Table 1.
Overall performance of the RT-PCR/ESI-MS platform compared to conventional virology methods only for 190 subjects (A) and to both clinical virology and secondary RT-PCR based methods combined (B, N = 194).
| A | B | ||||
|---|---|---|---|---|---|
| Clinical virology reference tests (N = 188) |
Combineda reference tests (N = 194b) |
||||
| Positive | Negative | Positive | Negative | ||
| RT-PCR/ESI-MS | Positive | 41 | 28c | 62 | 15 |
| RVSII assay | Negative | 5d | 114 | 5 | 112 |
| Total | 46 | 142 | 67 | 127 | |
Raw sensitivity and specificity were 89.1% and 80.3% (95% C.I.: 76.4–96.4, 72.7–86.5%, respectively). Sensitivity and specificity in secondary analysis were 92.5% and 88.2% (95% C.I.: 83.4–97.5%, 81.2–93.2%, respectively). Samples from 190 subjects had one or more detection and sum to 195 total isolations.

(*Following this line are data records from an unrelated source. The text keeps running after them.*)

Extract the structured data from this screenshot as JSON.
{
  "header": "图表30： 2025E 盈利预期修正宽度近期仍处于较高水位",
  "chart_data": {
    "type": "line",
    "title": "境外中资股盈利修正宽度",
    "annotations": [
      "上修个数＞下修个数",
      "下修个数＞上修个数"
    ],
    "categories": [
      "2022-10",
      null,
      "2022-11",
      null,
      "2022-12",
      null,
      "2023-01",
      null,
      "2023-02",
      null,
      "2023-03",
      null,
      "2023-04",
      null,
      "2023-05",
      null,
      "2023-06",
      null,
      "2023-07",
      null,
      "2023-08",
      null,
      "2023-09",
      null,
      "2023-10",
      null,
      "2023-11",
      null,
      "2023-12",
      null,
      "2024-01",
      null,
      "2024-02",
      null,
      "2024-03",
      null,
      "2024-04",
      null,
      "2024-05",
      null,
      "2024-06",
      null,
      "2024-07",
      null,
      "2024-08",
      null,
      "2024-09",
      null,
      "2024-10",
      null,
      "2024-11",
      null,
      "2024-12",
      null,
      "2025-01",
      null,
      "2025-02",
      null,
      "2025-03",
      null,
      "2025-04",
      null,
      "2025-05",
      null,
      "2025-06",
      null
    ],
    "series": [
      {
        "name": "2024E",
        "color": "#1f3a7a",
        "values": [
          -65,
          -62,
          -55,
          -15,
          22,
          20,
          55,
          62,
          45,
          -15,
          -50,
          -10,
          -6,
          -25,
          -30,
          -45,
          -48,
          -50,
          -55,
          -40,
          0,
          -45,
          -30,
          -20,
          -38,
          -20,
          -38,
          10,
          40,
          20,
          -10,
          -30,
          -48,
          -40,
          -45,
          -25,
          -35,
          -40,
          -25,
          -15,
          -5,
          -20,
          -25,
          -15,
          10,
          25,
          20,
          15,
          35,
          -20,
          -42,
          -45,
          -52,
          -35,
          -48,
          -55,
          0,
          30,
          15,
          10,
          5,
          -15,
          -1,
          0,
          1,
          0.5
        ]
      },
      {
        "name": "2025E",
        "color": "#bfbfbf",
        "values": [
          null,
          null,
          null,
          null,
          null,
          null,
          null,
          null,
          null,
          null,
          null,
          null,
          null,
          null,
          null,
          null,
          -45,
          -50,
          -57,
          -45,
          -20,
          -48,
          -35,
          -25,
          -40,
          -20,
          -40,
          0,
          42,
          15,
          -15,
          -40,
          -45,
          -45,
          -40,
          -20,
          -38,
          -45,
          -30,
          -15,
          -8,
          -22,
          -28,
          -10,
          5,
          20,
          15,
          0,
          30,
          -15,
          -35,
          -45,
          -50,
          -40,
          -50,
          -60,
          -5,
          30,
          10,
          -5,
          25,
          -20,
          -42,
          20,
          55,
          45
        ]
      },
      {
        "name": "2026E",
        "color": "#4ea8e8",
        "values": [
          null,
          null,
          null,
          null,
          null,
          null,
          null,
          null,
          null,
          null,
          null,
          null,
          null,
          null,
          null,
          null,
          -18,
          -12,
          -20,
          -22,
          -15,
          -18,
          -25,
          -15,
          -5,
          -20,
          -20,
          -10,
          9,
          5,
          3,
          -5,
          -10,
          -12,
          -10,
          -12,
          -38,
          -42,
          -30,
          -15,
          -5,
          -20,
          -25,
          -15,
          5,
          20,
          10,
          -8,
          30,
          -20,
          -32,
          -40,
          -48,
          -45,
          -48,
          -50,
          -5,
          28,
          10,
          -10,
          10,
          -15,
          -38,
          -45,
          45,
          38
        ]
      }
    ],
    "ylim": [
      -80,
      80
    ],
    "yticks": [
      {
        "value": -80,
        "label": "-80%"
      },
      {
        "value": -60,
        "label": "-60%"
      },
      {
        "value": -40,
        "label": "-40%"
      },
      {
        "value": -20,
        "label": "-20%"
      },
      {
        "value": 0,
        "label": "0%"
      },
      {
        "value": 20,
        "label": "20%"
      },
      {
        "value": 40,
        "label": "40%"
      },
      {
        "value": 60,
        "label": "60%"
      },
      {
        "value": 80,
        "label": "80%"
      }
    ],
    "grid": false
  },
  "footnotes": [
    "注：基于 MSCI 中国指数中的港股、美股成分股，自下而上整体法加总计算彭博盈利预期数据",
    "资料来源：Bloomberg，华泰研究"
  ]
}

Combined reference tests defined as combination of clinical virology reference tests and secondary RT-PCR based method.
Excludes one coronavirus detection with insufficient volume to send to the secondary PCR method.
Excludes seven coronavirus detections that were not confirmable with clinical virology reference tests.
Included one coronavirus detection that was detected by virology reference test as adenovirus.